I wrote a City Talk column recently about the weak and ineffective presence that many small businesses have on Facebook.
Businesses — including bands, nonprofits, and other organizations — make all sorts of poor choices in their use of Facebook, but probably the worst are related to the use of friend/personal accounts instead of business pages.
The situation might be getting a little better these days as more users become savvier in their use of social media, but it’s still a pervasive problem.
And the longer businesses take in making the transition, the deeper the hole they will have for themselves.
As the manager of the Facebook page for this blog (please “like” Savannah Unplugged on Facebook), I’ve long had the ability to know just how many people have seen individual posts. That feature is obviously not available to personal users.
Yesterday, my account also began giving me all sorts of interesting data — the kind of information that could be absolutely critical if my blog were one of my key income sources.
I’m going to include a few screencaps here of what this new information looks like.
Be warned: if you’re paranoid about privacy because it never occurred to you that companies are tracking things like this, you might be in for a shock. I suspect most of my readers are aware, however, that there is all sorts of identifying information out there in cyberspace. Nothing that Facebook is now providing betrays the privacy of any individual user.

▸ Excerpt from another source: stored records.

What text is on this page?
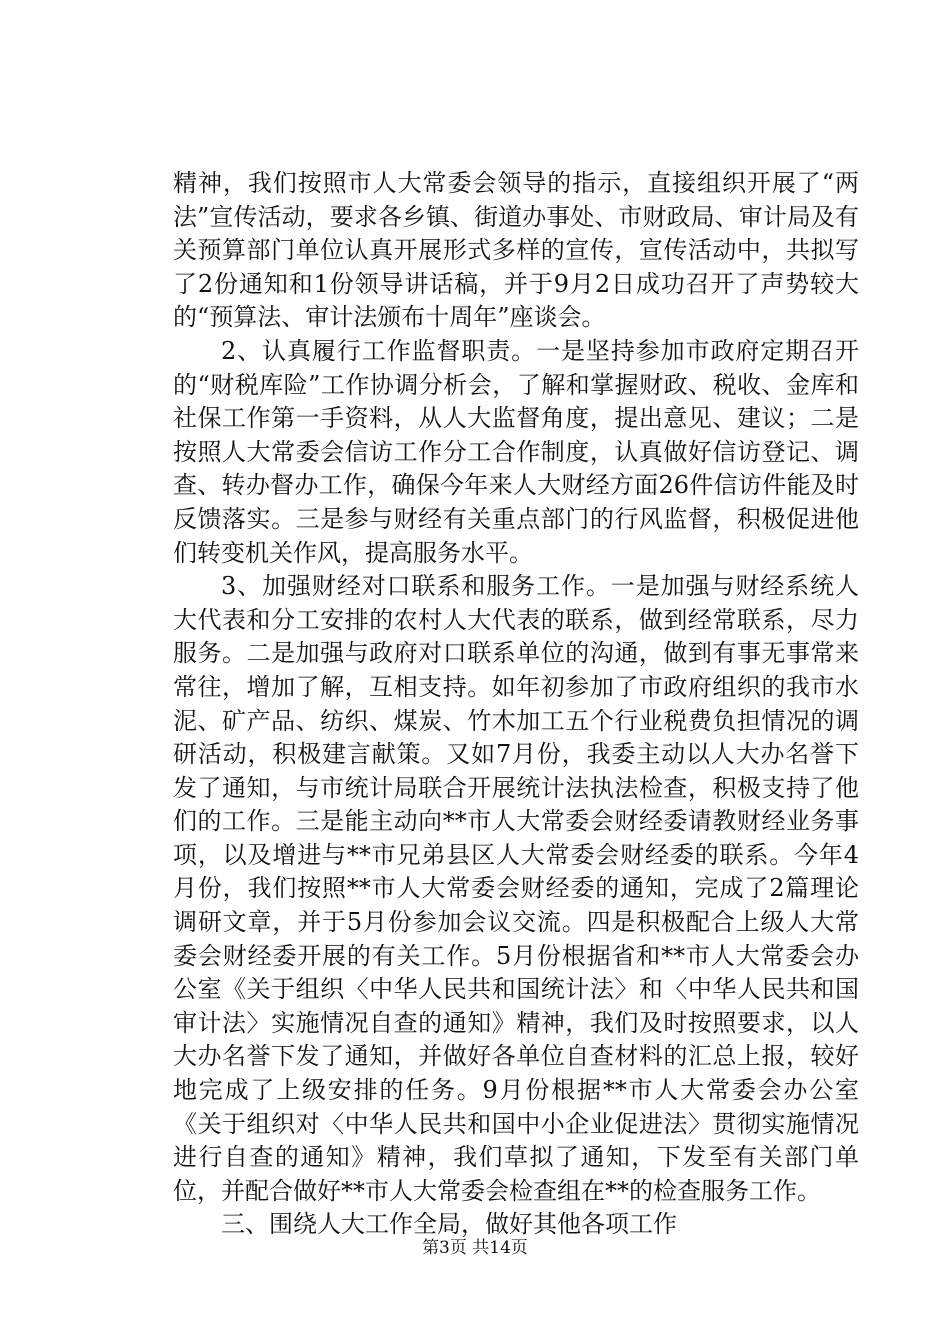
精神，我们按照市人大常委会领导的指示，直接组织开展了“两法”宣传活动，要求各乡镇、街道办事处、市财政局、审计局及有关预算部门单位认真开展形式多样的宣传，宣传活动中，共拟写了2份通知和1份领导讲话稿，并于9月2日成功召开了声势较大的“预算法、审计法颁布十周年”座谈会。

2、认真履行工作监督职责。一是坚持参加市政府定期召开的“财税库险”工作协调分析会，了解和掌握财政、税收、金库和社保工作第一手资料，从人大监督角度，提出意见、建议；二是按照人大常委会信访工作分工合作制度，认真做好信访登记、调查、转办督办工作，确保今年来人大财经方面26件信访件能及时反馈落实。三是参与财经有关重点部门的行风监督，积极促进他们转变机关作风，提高服务水平。

3、加强财经对口联系和服务工作。一是加强与财经系统人大代表和分工安排的农村人大代表的联系，做到经常联系，尽力服务。二是加强与政府对口联系单位的沟通，做到有事无事常来常往，增加了解，互相支持。如年初参加了市政府组织的我市水泥、矿产品、纺织、煤炭、竹木加工五个行业税费负担情况的调研活动，积极建言献策。又如7月份，我委主动以人大办名誉下发了通知，与市统计局联合开展统计法执法检查，积极支持了他们的工作。三是能主动向**市人大常委会财经委请教财经业务事项，以及增进与**市兄弟县区人大常委会财经委的联系。今年4月份，我们按照**市人大常委会财经委的通知，完成了2篇理论调研文章，并于5月份参加会议交流。四是积极配合上级人大常委会财经委开展的有关工作。5月份根据省和**市人大常委会办公室《关于组织〈中华人民共和国统计法〉和〈中华人民共和国审计法〉实施情况自查的通知》精神，我们及时按照要求，以人大办名誉下发了通知，并做好各单位自查材料的汇总上报，较好地完成了上级安排的任务。9月份根据**市人大常委会办公室《关于组织对〈中华人民共和国中小企业促进法〉贯彻实施情况进行自查的通知》精神，我们草拟了通知，下发至有关部门单位，并配合做好**市人大常委会检查组在**的检查服务工作。

三、围绕人大工作全局，做好其他各项工作

第3页 共14页
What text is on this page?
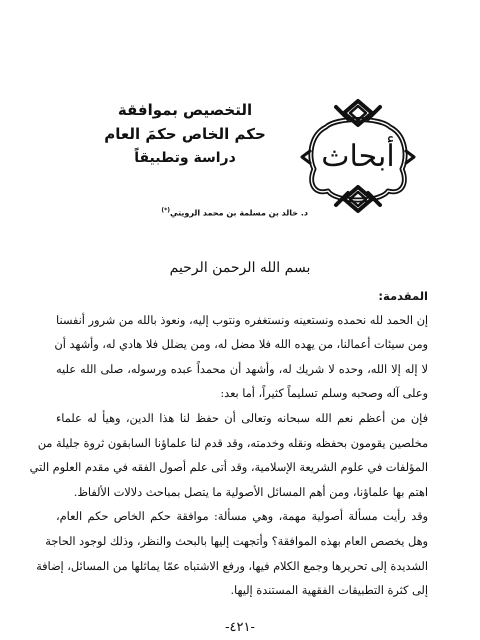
التخصيص بموافقة
حكم الخاص حكمَ العام
دراسة وتطبيقاً	أبحاث
د. خالد بن مسلمة بن محمد الرويتي(*)
بسم الله الرحمن الرحيم
المقدمة:

إن الحمد لله نحمده ونستعينه ونستغفره ونتوب إليه، ونعوذ بالله من شرور أنفسنا
ومن سيئات أعمالنا، من يهده الله فلا مضل له، ومن يضلل فلا هادي له، وأشهد أن
لا إله إلا الله، وحده لا شريك له، وأشهد أن محمداً عبده ورسوله، صلى الله عليه
وعلى آله وصحبه وسلم تسليماً كثيراً، أما بعد:

فإن من أعظم نعم الله سبحانه وتعالى أن حفظ لنا هذا الدين، وهيأ له علماء
مخلصين يقومون بحفظه ونقله وخدمته، وقد قدم لنا علماؤنا السابقون ثروة جليلة من
المؤلفات في علوم الشريعة الإسلامية، وقد أتى علم أصول الفقه في مقدم العلوم التي
اهتم بها علماؤنا، ومن أهم المسائل الأصولية ما يتصل بمباحث دلالات الألفاظ.

وقد رأيت مسألة أصولية مهمة، وهي مسألة: موافقة حكم الخاص حكم العام،
وهل يخصص العام بهذه الموافقة؟ وأتجهت إليها بالبحث والنظر، وذلك لوجود الحاجة
الشديدة إلى تحريرها وجمع الكلام فيها، ورفع الاشتباه عمّا يماثلها من المسائل، إضافة
إلى كثرة التطبيقات الفقهية المستندة إليها.

-٤٢١-
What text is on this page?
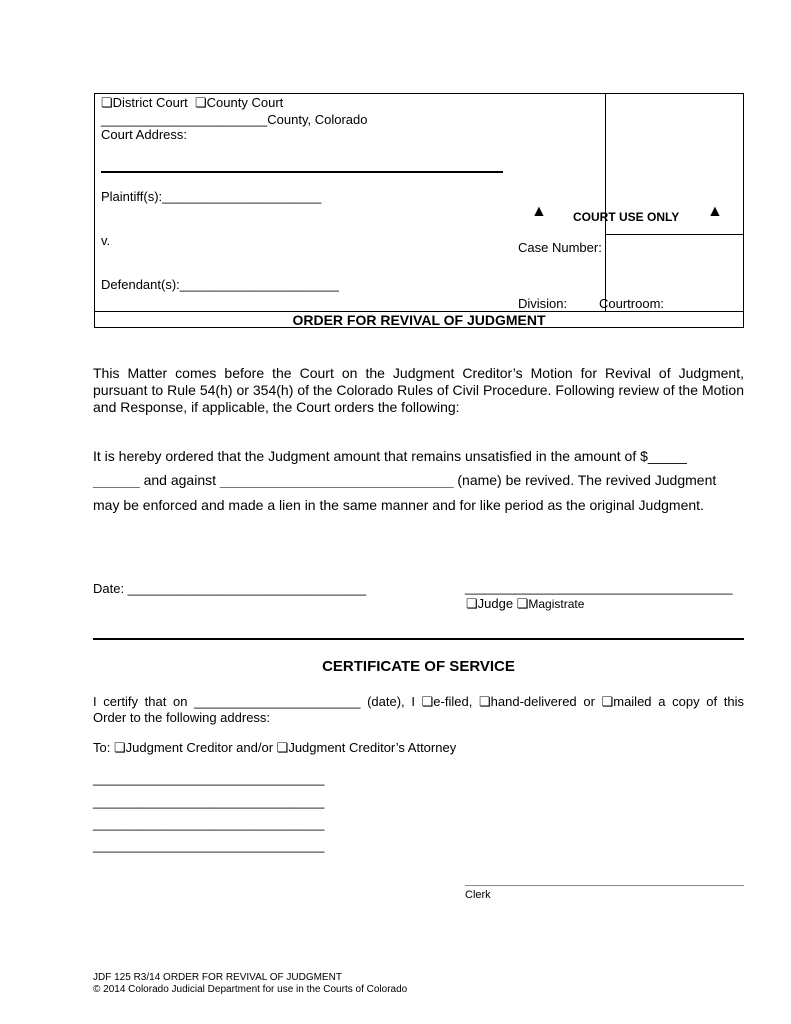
❏District Court ❏County Court
_______________________County, Colorado
Court Address:
Plaintiff(s):______________________
v.
Defendant(s):______________________
▲ COURT USE ONLY ▲
Case Number:
Division: Courtroom:
ORDER FOR REVIVAL OF JUDGMENT
This Matter comes before the Court on the Judgment Creditor’s Motion for Revival of Judgment, pursuant to Rule 54(h) or 354(h) of the Colorado Rules of Civil Procedure. Following review of the Motion and Response, if applicable, the Court orders the following:
It is hereby ordered that the Judgment amount that remains unsatisfied in the amount of $_____
______ and against ______________________________ (name) be revived. The revived Judgment
may be enforced and made a lien in the same manner and for like period as the original Judgment.
Date: _________________________________	_____________________________________
❏Judge ❏Magistrate
CERTIFICATE OF SERVICE
I certify that on _______________________ (date), I ❏e-filed, ❏hand-delivered or ❏mailed a copy of this
Order to the following address:
To: ❏Judgment Creditor and/or ❏Judgment Creditor’s Attorney
________________________________
________________________________
________________________________
________________________________
Clerk
JDF 125 R3/14 ORDER FOR REVIVAL OF JUDGMENT
© 2014 Colorado Judicial Department for use in the Courts of Colorado
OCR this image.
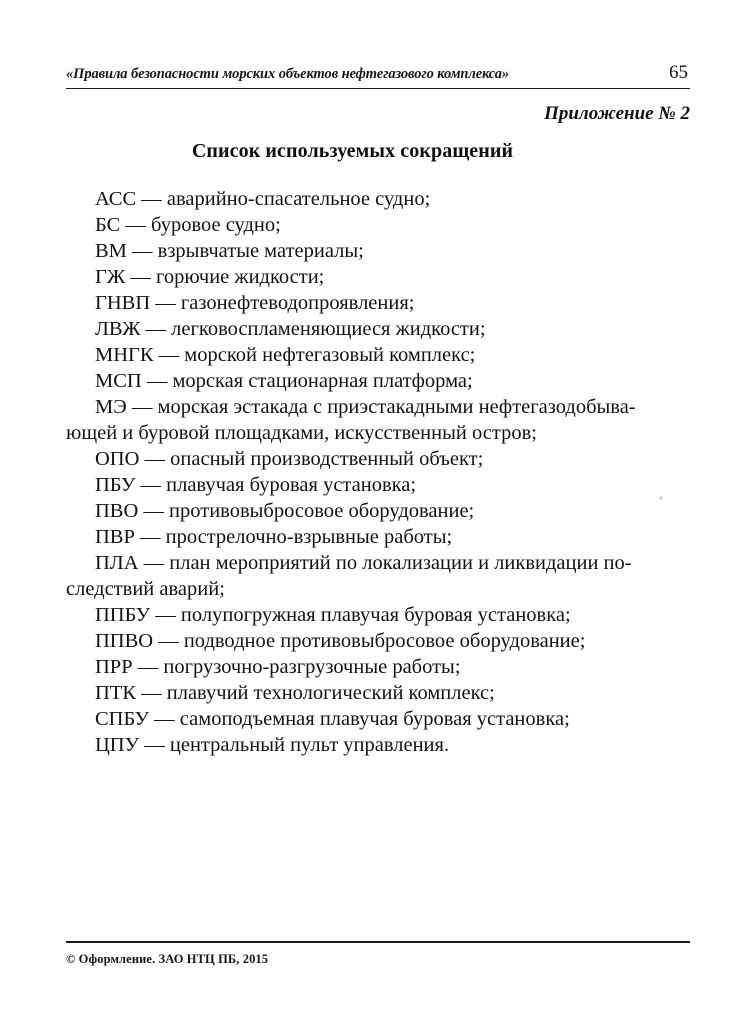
«Правила безопасности морских объектов нефтегазового комплекса»	65
Приложение № 2
Список используемых сокращений
АСС — аварийно-спасательное судно;
БС — буровое судно;
ВМ — взрывчатые материалы;
ГЖ — горючие жидкости;
ГНВП — газонефтеводопроявления;
ЛВЖ — легковоспламеняющиеся жидкости;
МНГК — морской нефтегазовый комплекс;
МСП — морская стационарная платформа;
МЭ — морская эстакада с приэстакадными нефтегазодобыва-
ющей и буровой площадками, искусственный остров;
ОПО — опасный производственный объект;
ПБУ — плавучая буровая установка;
ПВО — противовыбросовое оборудование;
ПВР — прострелочно-взрывные работы;
ПЛА — план мероприятий по локализации и ликвидации по-
следствий аварий;
ППБУ — полупогружная плавучая буровая установка;
ППВО — подводное противовыбросовое оборудование;
ПРР — погрузочно-разгрузочные работы;
ПТК — плавучий технологический комплекс;
СПБУ — самоподъемная плавучая буровая установка;
ЦПУ — центральный пульт управления.
© Оформление. ЗАО НТЦ ПБ, 2015
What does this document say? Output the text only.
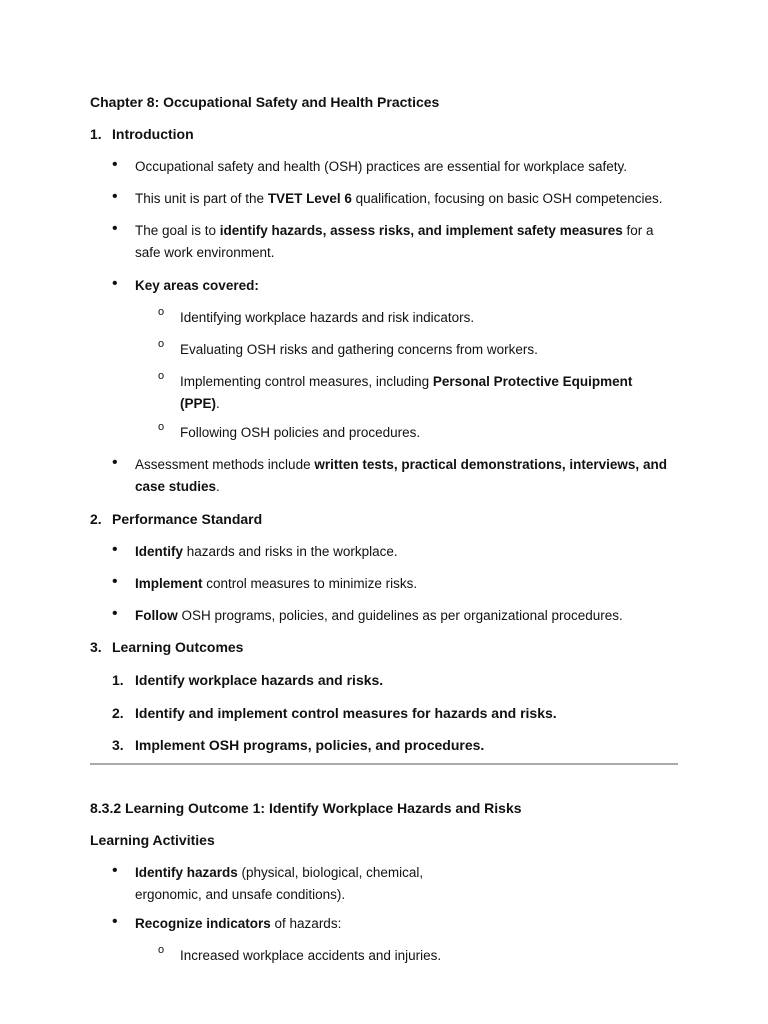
Chapter 8: Occupational Safety and Health Practices
1. Introduction
• Occupational safety and health (OSH) practices are essential for workplace safety.
• This unit is part of the TVET Level 6 qualification, focusing on basic OSH competencies.
• The goal is to identify hazards, assess risks, and implement safety measures for a safe work environment.
• Key areas covered:
o Identifying workplace hazards and risk indicators.
o Evaluating OSH risks and gathering concerns from workers.
o Implementing control measures, including Personal Protective Equipment (PPE).
o Following OSH policies and procedures.
• Assessment methods include written tests, practical demonstrations, interviews, and case studies.
2. Performance Standard
• Identify hazards and risks in the workplace.
• Implement control measures to minimize risks.
• Follow OSH programs, policies, and guidelines as per organizational procedures.
3. Learning Outcomes
1. Identify workplace hazards and risks.
2. Identify and implement control measures for hazards and risks.
3. Implement OSH programs, policies, and procedures.
8.3.2 Learning Outcome 1: Identify Workplace Hazards and Risks
Learning Activities
• Identify hazards (physical, biological, chemical,
ergonomic, and unsafe conditions).
• Recognize indicators of hazards:
o Increased workplace accidents and injuries.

That said, I’ll share a few of the new features that page managers can see under “insights”. Click for larger versions.
I can now see what time of day the followers of Savannah Unplugged are online:
I was somewhat astonished by this. Savannah Unplugged has 1,421 likes at this moment. Between 9 a.m. and 10 p.m., over 500 of those fans are on Facebook for at least a moment in every single hour. I know that I frequently leave a Facebook window open anytime I’m at my desk at home or at Armstrong, but I am surprised by just how pervasive the use of the service is.
I can now see how many fans see and interact with various types of posts. Obviously, photo posts are the most interacted with:
And look at this next screencap. I can even see not only how many fans saw individual posts but how many clicked on them. Since I’m hoping readers will go from Facebook to my blog, this data provides considerable information. The one post here with 0 reach was a comment on an existing blog post — obviously that comment appeared in no one’s news feeds. You’ll see that relatively few Facebook users clicked on any of these posts, but the percentage varies widely, from less than 5 percent to more than 10 percent.
All this info is in addition to the types of information I’ve been getting already, like the age and gender of those who follow Savannah Unplugged:
As you can see, women make up 46 percent of all Facebook users, but 53 percent of Savannah Unplugged followers are women. I have virtually the same number of followers in three age demographics: 25-34, 35-44, and 45-54. But my blog is dramatically underperforming among young people relative to their presence on Facebook. The opposite is true among older users.
I don’t know what — if anything — I’ll end up doing with this additional information. But, as I noted above, my livelihood doesn’t rely on the number of hits I get on Savannah Unplugged on Facebook or here on the site itself.
And let me end with a bit of a pitch. If there are blogs like mine that you enjoy, you should “like” them on Facebook and try to interact with them there occasionally. Interacting in any way with individual posts can dramatically increase their reach.
And if there are businesses or other entities that you’d like to support, you should take similar steps.
I have over 3,100 contacts on my personal page, many of whom friended me because I write public columns in the newspaper. But only 900 of those contacts have liked my blog, which is also a public forum where I post information and opinions like those found in my columns.